Два года брака, а я все еще не родила. Я не понимала, почему так происходит. Джон ложился со мной всякий раз, когда бывал дома, и с помощью небольших советов Мэл я научилась доставлять ему удовольствие и в свою очередь получать удовольствие от него. Мэл сказала, что это поможет появиться ребенку. Кроме того, она сказала: и без того достаточно трудно быть женщиной и нет нужды отказывать себе в любой радости, какую только можно найти.

Такие темы были для нас тайными, настолько тайными, насколько может быть жизнь хозяина и хозяйки манора. Но поскольку моя талия оставалась тонкой, а груди – сухими, в глазах всего мира я все еще была плохой женой. И в каждый свой визит в Астли леди Феррарс выглядела все более кисло, а втайне все больше радовалась, потому что, если у меня не будет ребенка, земли Астли будут возвращены ей.

Графтон лежал на пути моего следования из Астли в Волсингам, и я провела несколько счастливых дней, играя с детьми, сняв тем часть домашних забот с плеч матери, потому что она недавно чуть не слегла из-за Элеоноры. С каждым новым ребенком, сказала матушка, как будто уходит все больше недель на то, чтобы снова собраться с силами. Я ничего не ответила, но она подалась вперед и похлопала меня по руке.

– Все будет хорошо, ma fille. Имей веру.

Потом мы с Энтони отправились в Норфолк. Мы проехали через Нортхемптон, Питерборо и Уизбеч и остановились в Линне у кузена Хоута, чтобы обменяться новостями, отдохнуть самим и дать отдых лошадям. Энтони боролся с кузенами и играл в цитаты, пока я спрашивала совета у тети Хоут о том, как завести детей.

Потом мы поехали дальше. На дороге теперь было полно пилигримов, направлявшихся в Кастл Райзинг, Фличхам, Нью-Хоутон. В Фэкенхэме мы оставили лошадей и пошли пешком по Дороге пилигримов.

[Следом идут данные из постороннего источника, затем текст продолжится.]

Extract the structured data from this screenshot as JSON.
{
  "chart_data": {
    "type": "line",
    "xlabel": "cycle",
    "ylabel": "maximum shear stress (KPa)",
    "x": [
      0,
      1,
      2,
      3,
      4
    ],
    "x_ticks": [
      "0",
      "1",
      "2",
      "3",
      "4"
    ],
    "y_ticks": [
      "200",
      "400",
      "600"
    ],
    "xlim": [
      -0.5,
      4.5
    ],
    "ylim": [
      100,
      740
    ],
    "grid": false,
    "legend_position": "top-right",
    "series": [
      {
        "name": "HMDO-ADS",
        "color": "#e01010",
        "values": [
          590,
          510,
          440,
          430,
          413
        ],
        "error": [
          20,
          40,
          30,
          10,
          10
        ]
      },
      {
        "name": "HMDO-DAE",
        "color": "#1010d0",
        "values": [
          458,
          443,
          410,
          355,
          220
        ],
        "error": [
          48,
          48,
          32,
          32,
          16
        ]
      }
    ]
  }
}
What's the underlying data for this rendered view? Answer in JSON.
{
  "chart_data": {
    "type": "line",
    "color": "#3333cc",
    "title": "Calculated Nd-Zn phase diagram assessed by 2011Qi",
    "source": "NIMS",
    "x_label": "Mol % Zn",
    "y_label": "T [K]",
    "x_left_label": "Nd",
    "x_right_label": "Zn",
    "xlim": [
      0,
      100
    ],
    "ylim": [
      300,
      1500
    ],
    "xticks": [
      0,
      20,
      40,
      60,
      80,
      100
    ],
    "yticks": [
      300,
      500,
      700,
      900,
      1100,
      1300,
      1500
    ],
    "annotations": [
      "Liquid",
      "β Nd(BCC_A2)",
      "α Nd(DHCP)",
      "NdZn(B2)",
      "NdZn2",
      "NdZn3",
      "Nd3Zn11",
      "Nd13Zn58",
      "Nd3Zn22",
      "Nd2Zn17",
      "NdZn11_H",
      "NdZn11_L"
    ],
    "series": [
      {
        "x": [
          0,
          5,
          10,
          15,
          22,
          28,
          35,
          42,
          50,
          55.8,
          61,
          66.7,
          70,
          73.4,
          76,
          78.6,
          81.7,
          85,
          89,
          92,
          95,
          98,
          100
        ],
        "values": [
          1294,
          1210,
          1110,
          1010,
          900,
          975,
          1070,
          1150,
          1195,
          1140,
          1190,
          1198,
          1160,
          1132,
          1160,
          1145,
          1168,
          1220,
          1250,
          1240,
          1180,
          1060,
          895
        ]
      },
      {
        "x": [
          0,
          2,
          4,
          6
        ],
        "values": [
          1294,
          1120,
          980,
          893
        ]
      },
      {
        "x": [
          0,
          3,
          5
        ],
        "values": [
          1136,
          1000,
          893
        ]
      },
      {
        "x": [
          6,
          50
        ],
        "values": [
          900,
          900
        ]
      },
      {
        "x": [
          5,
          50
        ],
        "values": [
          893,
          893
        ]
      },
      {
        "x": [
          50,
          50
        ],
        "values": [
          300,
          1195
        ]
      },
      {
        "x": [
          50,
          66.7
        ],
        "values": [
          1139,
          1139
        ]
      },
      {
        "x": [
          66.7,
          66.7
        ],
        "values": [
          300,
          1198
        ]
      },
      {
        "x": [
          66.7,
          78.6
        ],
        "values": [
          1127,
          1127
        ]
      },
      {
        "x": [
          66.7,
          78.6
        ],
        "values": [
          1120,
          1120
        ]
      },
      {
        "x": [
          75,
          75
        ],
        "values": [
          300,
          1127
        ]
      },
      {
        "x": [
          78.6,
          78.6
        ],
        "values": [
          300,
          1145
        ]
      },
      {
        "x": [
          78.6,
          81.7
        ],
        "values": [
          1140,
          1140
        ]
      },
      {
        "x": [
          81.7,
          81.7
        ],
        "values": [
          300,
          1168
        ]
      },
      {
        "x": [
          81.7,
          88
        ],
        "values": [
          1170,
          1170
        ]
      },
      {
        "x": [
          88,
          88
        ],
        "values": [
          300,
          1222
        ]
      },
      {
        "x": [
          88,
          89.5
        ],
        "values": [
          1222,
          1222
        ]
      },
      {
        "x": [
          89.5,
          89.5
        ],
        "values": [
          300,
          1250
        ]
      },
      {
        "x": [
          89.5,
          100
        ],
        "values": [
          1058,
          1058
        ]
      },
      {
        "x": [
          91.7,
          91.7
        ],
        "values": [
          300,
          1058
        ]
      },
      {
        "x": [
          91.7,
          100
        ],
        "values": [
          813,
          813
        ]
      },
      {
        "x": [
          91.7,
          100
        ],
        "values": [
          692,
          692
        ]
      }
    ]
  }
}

Дул горько-соленый ветер из Уоша. Он как будто пытался сорвать с нас одежду, всю, до последнего лоскутка. Я дрожала и потуже стягивала у горла плащ. Но Энтони, казалось, был равнодушен к холоду. Ему было не больше тринадцати или четырнадцати лет – еще мальчик с несерьезными грехами и надеждами, в то время как я была взрослой женщиной, молившейся о рождении сына. И все-таки с такой же ясностью, как если бы я коснулась его, я знала: не было ни единой его частицы, ни единого шага по Дороге пилигримов, ни единого взгляда, которые он не посвящал бы Богу.

В часовне, где мы преклонили колени, было тихо, хотя ветер без устали дул снаружи. Я сосредоточилась мыслями на Богородице и, не сводя глаз со святого лика, молилась, чтобы волею ее мне был дарован сын – или даже дочь, потому что в таком случае я могла бы надеяться со временем родить и сына. Песнопения вздымались и опадали, воздух был так густо насыщен ладаном, что мне казалось, будто он пропитывает мою плоть, мое по-прежнему узкое лоно, готовясь оживить его семенем Джона.

Потом я взглянула в сторону.

Глаза Энтони были открыты, он смотрел на Богородицу, протянув к ней руки, и его худенькое тело наклонилось вперед, почти готовое к полету.

Когда Джон сообщил своей матери, что я жду ребенка, та волей-неволей изобразила радость, но еще долго говорила кислым тоном. От нее мне было мало помощи в первые недели, когда меня все время тошнило, но Мэл сказала, что тошнота предвещает рождение мальчика, и надежда на это дала мне сил не обращать внимания на страдания. К четвертому месяцу мне стало лучше, и, казалось, все шло хорошо.

В понедельник перед Троицей, когда оставалось всего недели две до родов, я, лежа поздно вечером в постели, услышала суету и звяканье колокольцев – лошадь во весь опор промчалась по двору. Я села слишком быстро, и у меня закружилась голова. Мне пришлось подождать, прежде чем я смогла накинуть поверх ночной рубашки халат и тяжело спуститься вниз по лестнице.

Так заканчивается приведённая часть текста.